Having trouble with the key layout tutorial on your site...

https://www.mdfbrew.org/tutorials:keys_layout

Creating a new KL file (Vendor_0001_Product_0001.kl_) _with new button assignments and saving it in the folder suggested (/system/usr/keylayout) doesn't work; the buttons are still recognized as the system defaults. Rewind still works as rewind and not ENTER as I wanted, in either the Sega Generations interface or the default GUI. If you have any suggestions please let me know; otherwise I may make a backup copy of gpio-ctrl-keypad.kl on my computer and reassign its keys.


----------



## WD_GASTER2 (Jun 18, 2018)

honestly the current dash is now heavily outdated. lots of stuff was accomplished just not heavily discussed (atleast on my end). i have not been as much gone as i have been busy. i also lost access to my old account by forgetting the password and getting locked out of the email i used to register it. . So if anybody messaged me last couple of months and got no response... that would be the reason why.


----------



## ALEXONE (Jun 20, 2018)

Hi) Any release date for the newer dash sega generations? If you need help beta test or design, i can help)


----------



## ArugulaZ (Jun 21, 2018)

Just a bit of advice... once you install Sega Generations on your Flashback, you might want to install the Total Commander app, then go into the command line and enter this:

adb shell settings put global install_non_market_apps 1

There's no way to accept apps from unknown sources on the system itself; the settings are either hidden or entirely absent. I got rather tired of taking apart my Flashback every time I wanted to install apps, because I couldn't connect it to my PC with the standard sized USB port I added. Only a mini USB to USB cable seems to do the job. Now that my Flashback accepts unknown sources and has a file manager, I can install apps straight from the system with a flash drive... it's much more convenient.


----------



## WD_GASTER2 (Jun 21, 2018)

yep this has been known.The new dash requires the usb mod by the way. I also suggested commander many many months ago in the other thread early on.


----------



## fixingmytoys (Jun 21, 2018)

WD_GASTER2 said:


> yep this has been known.The new dash requires the usb mod by the way. I also suggested commander many many months ago in the other thread early on.
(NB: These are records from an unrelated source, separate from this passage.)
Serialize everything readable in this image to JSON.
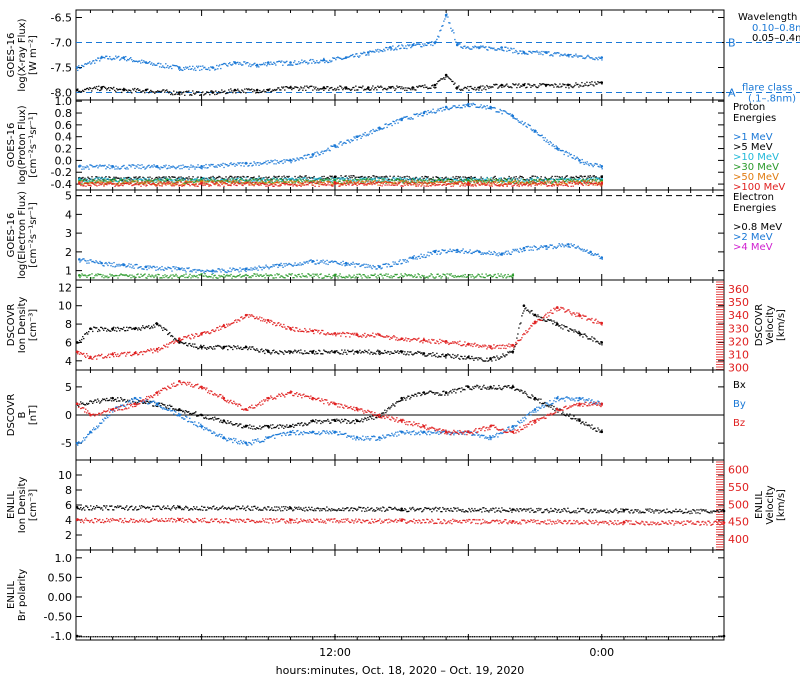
{
  "colors": {
    "black": "#000000",
    "blue": "#1a78d6",
    "cyan": "#1fb8d8",
    "green": "#2a9a2a",
    "orange": "#e07a10",
    "red": "#e02020",
    "magenta": "#d020d0"
  },
  "chart_data": {
    "type": "scatter",
    "x_axis": {
      "tick_labels": [
        "12:00",
        "0:00"
      ],
      "tick_hours": [
        12,
        24
      ],
      "range_hours": [
        0.35,
        29.5
      ],
      "xlabel": "hours:minutes, Oct. 18, 2020 – Oct. 19, 2020"
    },
    "panels": [
      {
        "id": "xray",
        "ylabel_lines": [
          "GOES-16",
          "log(X-ray Flux)",
          "[W m⁻²]"
        ],
        "ylim": [
          -8.15,
          -6.35
        ],
        "yticks": [
          -6.5,
          -7.0,
          -7.5,
          -8.0
        ],
        "ytick_labels": [
          "-6.5",
          "-7.0",
          "-7.5",
          "-8.0"
        ],
        "legend_title": "Wavelength",
        "legend": [
          {
            "label": "0.10–0.8nm",
            "color": "#1a78d6"
          },
          {
            "label": "0.05–0.4nm",
            "color": "#000000"
          }
        ],
        "reference_lines": [
          {
            "label": "B",
            "value": -7.0
          },
          {
            "label": "A",
            "value": -8.0
          }
        ],
        "flare_label_lines": [
          "flare class",
          "(.1–.8nm)"
        ],
        "series": [
          {
            "name": "0.10–0.8nm",
            "color": "#1a78d6",
            "x": [
              0.4,
              1.5,
              2.5,
              3.5,
              5.0,
              6.5,
              7.5,
              8.5,
              9.0,
              10.0,
              11.5,
              12.5,
              13.5,
              14.5,
              15.5,
              16.5,
              17.0,
              17.5,
              18.5,
              19.5,
              20.5,
              21.5,
              22.5,
              24.0
            ],
            "y": [
              -7.5,
              -7.3,
              -7.3,
              -7.4,
              -7.5,
              -7.5,
              -7.4,
              -7.45,
              -7.4,
              -7.4,
              -7.35,
              -7.3,
              -7.2,
              -7.1,
              -7.05,
              -7.0,
              -6.45,
              -7.05,
              -7.1,
              -7.1,
              -7.2,
              -7.2,
              -7.25,
              -7.3
            ]
          },
          {
            "name": "0.05–0.4nm",
            "color": "#000000",
            "x": [
              0.4,
              1.5,
              2.5,
              3.5,
              5.0,
              6.5,
              7.5,
              8.5,
              9.0,
              10.0,
              11.5,
              12.5,
              13.5,
              14.5,
              15.5,
              16.5,
              17.0,
              17.5,
              18.5,
              19.5,
              20.5,
              21.5,
              22.5,
              24.0
            ],
            "y": [
              -7.95,
              -7.9,
              -7.95,
              -7.95,
              -8.0,
              -8.0,
              -7.95,
              -7.95,
              -7.95,
              -7.9,
              -7.9,
              -7.9,
              -7.9,
              -7.9,
              -7.9,
              -7.85,
              -7.65,
              -7.9,
              -7.9,
              -7.85,
              -7.85,
              -7.85,
              -7.85,
              -7.8
            ]
          }
        ]
      },
      {
        "id": "protons",
        "ylabel_lines": [
          "GOES-16",
          "log(Proton Flux)",
          "[cm⁻²s⁻¹sr⁻¹]"
        ],
        "ylim": [
          -0.5,
          1.02
        ],
        "yticks": [
          1.0,
          0.8,
          0.6,
          0.4,
          0.2,
          0.0,
          -0.2,
          -0.4
        ],
        "ytick_labels": [
          "1.0",
          "0.8",
          "0.6",
          "0.4",
          "0.2",
          "0.0",
          "-0.2",
          "-0.4"
        ],
        "legend_title_lines": [
          "Proton",
          "Energies"
        ],
        "legend": [
          {
            "label": ">1 MeV",
            "color": "#1a78d6"
          },
          {
            "label": ">5 MeV",
            "color": "#000000"
          },
          {
            "label": ">10 MeV",
            "color": "#1fb8d8"
          },
          {
            "label": ">30 MeV",
            "color": "#2a9a2a"
          },
          {
            "label": ">50 MeV",
            "color": "#e07a10"
          },
          {
            "label": ">100 MeV",
            "color": "#e02020"
          }
        ],
        "series": [
          {
            "name": ">1 MeV",
            "color": "#1a78d6",
            "x": [
              0.5,
              2,
              4,
              6,
              8,
              10,
              11,
              12,
              13,
              14,
              15,
              16,
              17,
              18,
              19,
              20,
              21,
              22,
              23,
              24
            ],
            "y": [
              -0.1,
              -0.1,
              -0.1,
              -0.1,
              -0.05,
              0.0,
              0.1,
              0.25,
              0.4,
              0.55,
              0.7,
              0.8,
              0.9,
              0.95,
              0.9,
              0.75,
              0.5,
              0.2,
              0.0,
              -0.1
            ]
          },
          {
            "name": ">5 MeV",
            "color": "#000000",
            "x": [
              0.5,
              6,
              12,
              18,
              24
            ],
            "y": [
              -0.3,
              -0.3,
              -0.28,
              -0.3,
              -0.28
            ]
          },
          {
            "name": ">10 MeV",
            "color": "#1fb8d8",
            "x": [
              0.5,
              6,
              12,
              18,
              24
            ],
            "y": [
              -0.32,
              -0.32,
              -0.32,
              -0.32,
              -0.32
            ]
          },
          {
            "name": ">30 MeV",
            "color": "#2a9a2a",
            "x": [
              0.5,
              6,
              12,
              18,
              24
            ],
            "y": [
              -0.35,
              -0.34,
              -0.34,
              -0.34,
              -0.34
            ]
          },
          {
            "name": ">50 MeV",
            "color": "#e07a10",
            "x": [
              0.5,
              6,
              12,
              18,
              24
            ],
            "y": [
              -0.37,
              -0.37,
              -0.37,
              -0.37,
              -0.37
            ]
          },
          {
            "name": ">100 MeV",
            "color": "#e02020",
            "x": [
              0.5,
              6,
              12,
              18,
              24
            ],
            "y": [
              -0.39,
              -0.39,
              -0.39,
              -0.39,
              -0.39
            ]
          }
        ]
      },
      {
        "id": "electrons",
        "ylabel_lines": [
          "GOES-16",
          "log(Electron Flux)",
          "[cm⁻²s⁻¹sr⁻¹]"
        ],
        "ylim": [
          0.5,
          5.3
        ],
        "yticks": [
          5,
          4,
          3,
          2,
          1
        ],
        "ytick_labels": [
          "5",
          "4",
          "3",
          "2",
          "1"
        ],
        "reference_lines": [
          {
            "label": "",
            "value": 5.0
          }
        ],
        "legend_title_lines": [
          "Electron",
          "Energies"
        ],
        "legend": [
          {
            "label": ">0.8 MeV",
            "color": "#000000"
          },
          {
            "label": ">2 MeV",
            "color": "#1a78d6"
          },
          {
            "label": ">4 MeV",
            "color": "#d020d0"
          }
        ],
        "series": [
          {
            "name": ">2 MeV",
            "color": "#1a78d6",
            "x": [
              0.5,
              1.5,
              2.5,
              3.5,
              5,
              6.5,
              8,
              9.5,
              11,
              12.5,
              14,
              15.5,
              16.5,
              17.5,
              18.5,
              19.5,
              20.5,
              21.5,
              22.5,
              23.5,
              24.0
            ],
            "y": [
              1.6,
              1.4,
              1.3,
              1.2,
              1.1,
              1.0,
              1.1,
              1.3,
              1.5,
              1.4,
              1.2,
              1.7,
              2.0,
              2.1,
              2.0,
              1.9,
              2.2,
              2.3,
              2.4,
              2.0,
              1.7
            ]
          },
          {
            "name": ">0.8 MeV",
            "color": "#2a9a2a",
            "x": [
              0.5,
              12,
              20
            ],
            "y": [
              0.75,
              0.75,
              0.75
            ]
          }
        ]
      },
      {
        "id": "dscovr-density",
        "ylabel_lines": [
          "DSCOVR",
          "Ion Density",
          "[cm⁻³]"
        ],
        "ylim": [
          3,
          12.8
        ],
        "yticks": [
          12,
          10,
          8,
          6,
          4
        ],
        "ytick_labels": [
          "12",
          "10",
          "8",
          "6",
          "4"
        ],
        "right_ylabel_lines": [
          "DSCOVR",
          "Velocity",
          "[km/s]"
        ],
        "right_ylim": [
          298,
          367
        ],
        "right_yticks": [
          360,
          350,
          340,
          330,
          320,
          310,
          300
        ],
        "right_ytick_labels": [
          "360",
          "350",
          "340",
          "330",
          "320",
          "310",
          "300"
        ],
        "series": [
          {
            "name": "Ion Density",
            "color": "#000000",
            "axis": "left",
            "x": [
              0.4,
              1,
              2,
              3,
              4,
              5,
              6,
              7,
              8,
              9,
              10,
              11,
              12,
              13,
              14,
              15,
              16,
              17,
              18,
              19,
              20,
              20.5,
              21,
              22,
              23,
              24
            ],
            "y": [
              6,
              7.5,
              7.5,
              7.5,
              8,
              6,
              5.5,
              5.5,
              5.5,
              5,
              5,
              5,
              5,
              5,
              5,
              5,
              4.8,
              4.6,
              4.4,
              4.2,
              5,
              10,
              9,
              8,
              7,
              6
            ]
          },
          {
            "name": "Velocity",
            "color": "#e02020",
            "axis": "right",
            "x": [
              0.4,
              1,
              2,
              3,
              4,
              5,
              6,
              7,
              8,
              9,
              10,
              11,
              12,
              13,
              14,
              15,
              16,
              17,
              18,
              19,
              20,
              21,
              22,
              23,
              24
            ],
            "y": [
              312,
              308,
              310,
              311,
              314,
              322,
              326,
              332,
              340,
              336,
              330,
              328,
              326,
              325,
              325,
              322,
              321,
              320,
              318,
              316,
              317,
              335,
              346,
              340,
              334
            ]
          }
        ]
      },
      {
        "id": "dscovr-b",
        "ylabel_lines": [
          "DSCOVR",
          "B",
          "[nT]"
        ],
        "ylim": [
          -8,
          8
        ],
        "yticks": [
          5,
          0,
          -5
        ],
        "ytick_labels": [
          "5",
          "0",
          "-5"
        ],
        "zero_line": true,
        "legend": [
          {
            "label": "Bx",
            "color": "#000000"
          },
          {
            "label": "By",
            "color": "#1a78d6"
          },
          {
            "label": "Bz",
            "color": "#e02020"
          }
        ],
        "series": [
          {
            "name": "Bx",
            "color": "#000000",
            "x": [
              0.4,
              2,
              4,
              5,
              6,
              7,
              8,
              9,
              10,
              11,
              12,
              13,
              14,
              15,
              16,
              17,
              18,
              19,
              20,
              21,
              22,
              23,
              24
            ],
            "y": [
              2,
              3,
              2,
              1,
              0,
              -1,
              -2,
              -2,
              -2,
              -1,
              -1,
              -1,
              0,
              3,
              4,
              4,
              5,
              5,
              5,
              3,
              1,
              -1,
              -3
            ]
          },
          {
            "name": "By",
            "color": "#1a78d6",
            "x": [
              0.4,
              1,
              2,
              3,
              4,
              5,
              6,
              7,
              8,
              9,
              10,
              11,
              12,
              13,
              14,
              15,
              16,
              17,
              18,
              19,
              20,
              21,
              22,
              23,
              24
            ],
            "y": [
              -5,
              -3,
              1,
              3,
              2,
              0,
              -2,
              -4,
              -5,
              -4,
              -3,
              -3,
              -3,
              -4,
              -4,
              -3,
              -3,
              -3,
              -3,
              -4,
              -2,
              1,
              3,
              3,
              2
            ]
          },
          {
            "name": "Bz",
            "color": "#e02020",
            "x": [
              0.4,
              1,
              2,
              3,
              4,
              5,
              6,
              7,
              8,
              9,
              10,
              11,
              12,
              13,
              14,
              15,
              16,
              17,
              18,
              19,
              20,
              21,
              22,
              23,
              24
            ],
            "y": [
              2,
              0,
              1,
              2,
              4,
              6,
              5,
              3,
              1,
              3,
              4,
              3,
              2,
              1,
              0,
              -1,
              -2,
              -3,
              -3,
              -2,
              -3,
              -1,
              1,
              2,
              2
            ]
          }
        ]
      },
      {
        "id": "enlil-density",
        "ylabel_lines": [
          "ENLIL",
          "Ion Density",
          "[cm⁻³]"
        ],
        "ylim": [
          0,
          12
        ],
        "yticks": [
          10,
          8,
          6,
          4,
          2
        ],
        "ytick_labels": [
          "10",
          "8",
          "6",
          "4",
          "2"
        ],
        "right_ylabel_lines": [
          "ENLIL",
          "Velocity",
          "[km/s]"
        ],
        "right_ylim": [
          368,
          628
        ],
        "right_yticks": [
          600,
          550,
          500,
          450,
          400
        ],
        "right_ytick_labels": [
          "600",
          "550",
          "500",
          "450",
          "400"
        ],
        "series": [
          {
            "name": "Ion Density",
            "color": "#000000",
            "axis": "left",
            "x": [
              0.4,
              5,
              10,
              15,
              20,
              25,
              29.5
            ],
            "y": [
              5.7,
              5.7,
              5.6,
              5.5,
              5.4,
              5.3,
              5.2
            ]
          },
          {
            "name": "Velocity",
            "color": "#e02020",
            "axis": "right",
            "x": [
              0.4,
              5,
              10,
              15,
              20,
              25,
              29.5
            ],
            "y": [
              455,
              455,
              454,
              453,
              451,
              449,
              447
            ]
          }
        ]
      },
      {
        "id": "enlil-polarity",
        "ylabel_lines": [
          "ENLIL",
          "Br polarity"
        ],
        "ylim": [
          -1.1,
          1.2
        ],
        "yticks": [
          1.0,
          0.5,
          0.0,
          -0.5,
          -1.0
        ],
        "ytick_labels": [
          "1.0",
          "0.50",
          "0.00",
          "-0.50",
          "-1.0"
        ],
        "series": [
          {
            "name": "Br polarity",
            "color": "#000000",
            "x": [
              0.4,
              29.5
            ],
            "y": [
              -1.0,
              -1.0
            ]
          }
        ]
      }
    ]
  }
}
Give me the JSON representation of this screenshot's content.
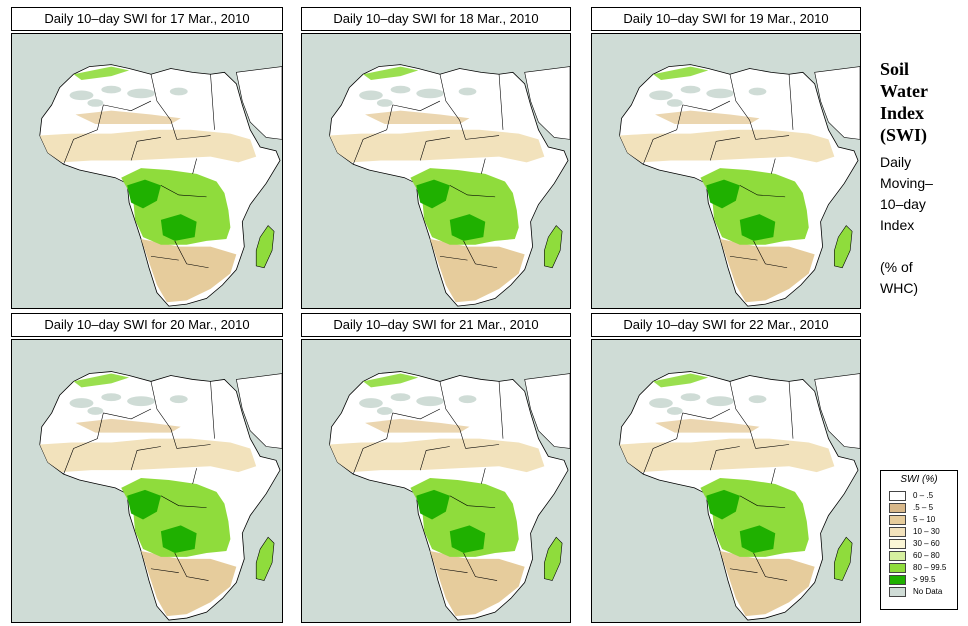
{
  "panels": [
    {
      "title": "Daily 10–day SWI for  17 Mar., 2010"
    },
    {
      "title": "Daily 10–day SWI for  18 Mar., 2010"
    },
    {
      "title": "Daily 10–day SWI for  19 Mar., 2010"
    },
    {
      "title": "Daily 10–day SWI for  20 Mar., 2010"
    },
    {
      "title": "Daily 10–day SWI for  21 Mar., 2010"
    },
    {
      "title": "Daily 10–day SWI for  22 Mar., 2010"
    }
  ],
  "side": {
    "title_lines": [
      "Soil",
      "Water",
      "Index",
      "(SWI)"
    ],
    "subtitle_lines": [
      "Daily",
      "Moving–",
      "10–day",
      "Index",
      "",
      "(% of",
      " WHC)"
    ]
  },
  "legend": {
    "title": "SWI (%)",
    "items": [
      {
        "label": "0 – .5",
        "color": "#ffffff"
      },
      {
        "label": ".5 – 5",
        "color": "#d8b88a"
      },
      {
        "label": "5 – 10",
        "color": "#e6cc9c"
      },
      {
        "label": "10 – 30",
        "color": "#f2e2bc"
      },
      {
        "label": "30 – 60",
        "color": "#fbf6d6"
      },
      {
        "label": "60 – 80",
        "color": "#d6f0a0"
      },
      {
        "label": "80 – 99.5",
        "color": "#8fdc3c"
      },
      {
        "label": "> 99.5",
        "color": "#1fb000"
      },
      {
        "label": "No Data",
        "color": "#cfdcd6"
      }
    ]
  },
  "colors": {
    "ocean": "#cfdcd6",
    "land_dry": "#ffffff",
    "sahel": "#f2e2bc",
    "arid_tan": "#e6cc9c",
    "green_mid": "#8fdc3c",
    "green_dark": "#1fb000",
    "no_data": "#cfdcd6"
  }
}
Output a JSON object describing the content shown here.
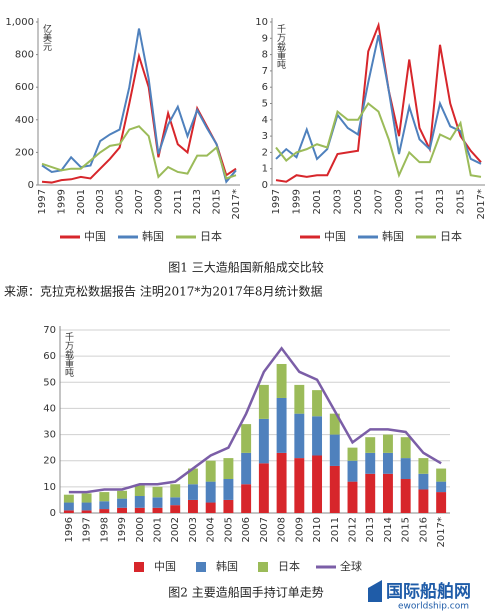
{
  "chart_data": [
    {
      "type": "line",
      "y_label": "亿美元",
      "categories": [
        "1997",
        null,
        "1999",
        null,
        "2001",
        null,
        "2003",
        null,
        "2005",
        null,
        "2007",
        null,
        "2009",
        null,
        "2011",
        null,
        "2013",
        null,
        "2015",
        null,
        "2017*"
      ],
      "series": [
        {
          "name": "中国",
          "color": "#d7262b",
          "values": [
            20,
            15,
            30,
            35,
            50,
            40,
            100,
            160,
            230,
            500,
            790,
            600,
            170,
            440,
            250,
            200,
            470,
            360,
            250,
            60,
            100
          ]
        },
        {
          "name": "韩国",
          "color": "#4f81bd",
          "values": [
            120,
            80,
            90,
            170,
            110,
            120,
            270,
            310,
            340,
            600,
            960,
            650,
            190,
            370,
            480,
            300,
            460,
            350,
            250,
            20,
            90
          ]
        },
        {
          "name": "日本",
          "color": "#9bbb59",
          "values": [
            130,
            110,
            90,
            100,
            100,
            150,
            200,
            240,
            250,
            340,
            360,
            300,
            50,
            110,
            80,
            70,
            180,
            180,
            230,
            40,
            60
          ]
        }
      ],
      "ylim": [
        0,
        1000
      ],
      "yticks": [
        0,
        200,
        400,
        600,
        800,
        {
          "value": 1000,
          "label": "1,000"
        }
      ],
      "grid": false
    },
    {
      "type": "line",
      "y_label": "千万载重吨",
      "categories": [
        "1997",
        null,
        "1999",
        null,
        "2001",
        null,
        "2003",
        null,
        "2005",
        null,
        "2007",
        null,
        "2009",
        null,
        "2011",
        null,
        "2013",
        null,
        "2015",
        null,
        "2017*"
      ],
      "series": [
        {
          "name": "中国",
          "color": "#d7262b",
          "values": [
            0.3,
            0.2,
            0.6,
            0.5,
            0.6,
            0.6,
            1.9,
            2.0,
            2.1,
            8.2,
            9.8,
            5.8,
            3.0,
            7.7,
            3.5,
            2.2,
            8.6,
            5.0,
            3.0,
            2.1,
            1.4
          ]
        },
        {
          "name": "韩国",
          "color": "#4f81bd",
          "values": [
            1.6,
            2.2,
            1.7,
            3.4,
            1.6,
            2.2,
            4.3,
            3.5,
            3.1,
            6.3,
            9.2,
            5.8,
            1.9,
            4.8,
            2.8,
            2.2,
            5.0,
            3.6,
            3.3,
            1.6,
            1.3
          ]
        },
        {
          "name": "日本",
          "color": "#9bbb59",
          "values": [
            2.3,
            1.5,
            2.0,
            2.2,
            2.5,
            2.3,
            4.5,
            4.0,
            4.0,
            5.0,
            4.5,
            2.8,
            0.6,
            2.0,
            1.4,
            1.4,
            3.1,
            2.8,
            3.8,
            0.6,
            0.5
          ]
        }
      ],
      "ylim": [
        0,
        10
      ],
      "yticks": [
        0,
        1,
        2,
        3,
        4,
        5,
        6,
        7,
        8,
        9,
        10
      ],
      "grid": false
    },
    {
      "type": "bar",
      "stacked": true,
      "y_label": "千万载重吨",
      "categories": [
        "1996",
        "1997",
        "1998",
        "1999",
        "2000",
        "2001",
        "2002",
        "2003",
        "2004",
        "2005",
        "2006",
        "2007",
        "2008",
        "2009",
        "2010",
        "2011",
        "2012",
        "2013",
        "2014",
        "2015",
        "2016",
        "2017*"
      ],
      "series": [
        {
          "name": "中国",
          "color": "#d7262b",
          "values": [
            1,
            1,
            1.5,
            2,
            2,
            2,
            3,
            5,
            4,
            5,
            11,
            19,
            23,
            21,
            22,
            18,
            12,
            15,
            15,
            13,
            9,
            8
          ]
        },
        {
          "name": "韩国",
          "color": "#4f81bd",
          "values": [
            3,
            3,
            3,
            3.5,
            4.5,
            4,
            3,
            6,
            8,
            8,
            12,
            17,
            21,
            17,
            15,
            12,
            8,
            8,
            8,
            8,
            6,
            4
          ]
        },
        {
          "name": "日本",
          "color": "#9bbb59",
          "values": [
            3,
            3.5,
            3.5,
            3,
            4,
            4,
            5,
            6,
            8,
            8,
            11,
            13,
            13,
            11,
            10,
            8,
            5,
            6,
            7,
            8,
            6,
            5
          ]
        },
        {
          "name": "全球",
          "color": "#7b5ea7",
          "type": "line",
          "values": [
            8,
            8,
            9,
            9,
            11,
            11,
            12,
            17,
            22,
            25,
            38,
            54,
            63,
            54,
            51,
            39,
            27,
            32,
            32,
            31,
            23,
            19
          ]
        }
      ],
      "ylim": [
        0,
        70
      ],
      "yticks": [
        0,
        10,
        20,
        30,
        40,
        50,
        60,
        70
      ],
      "grid": true
    }
  ],
  "captions": [
    "图1  三大造船国新船成交比较",
    "图2  主要造船国手持订单走势"
  ],
  "source": "来源：克拉克松数据报告    注明2017*为2017年8月统计数据",
  "watermark": {
    "title": "国际船舶网",
    "url": "eworldship.com"
  }
}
yep done all that I was THX1138 on here spoken with you before on here as well in PM when you could get into your old account


----------



## petterk (Aug 1, 2018)

Any updates on this? Retro Shield? Sega Generations? MD.EMU replacement?


----------



## WD_GASTER2 (Aug 1, 2018)

see this thread:

https://gbatemp.net/threads/sega-me...-with-an-usb-on-internal-mother-board.491498/


----------



## CYB3R (Apr 21, 2019)

links is down


----------



## WD_GASTER2 (Apr 21, 2019)

https://gbatemp.net/threads/generat...-the-flashback-hd-new-version-release.513559/

click link above for the latest version


----------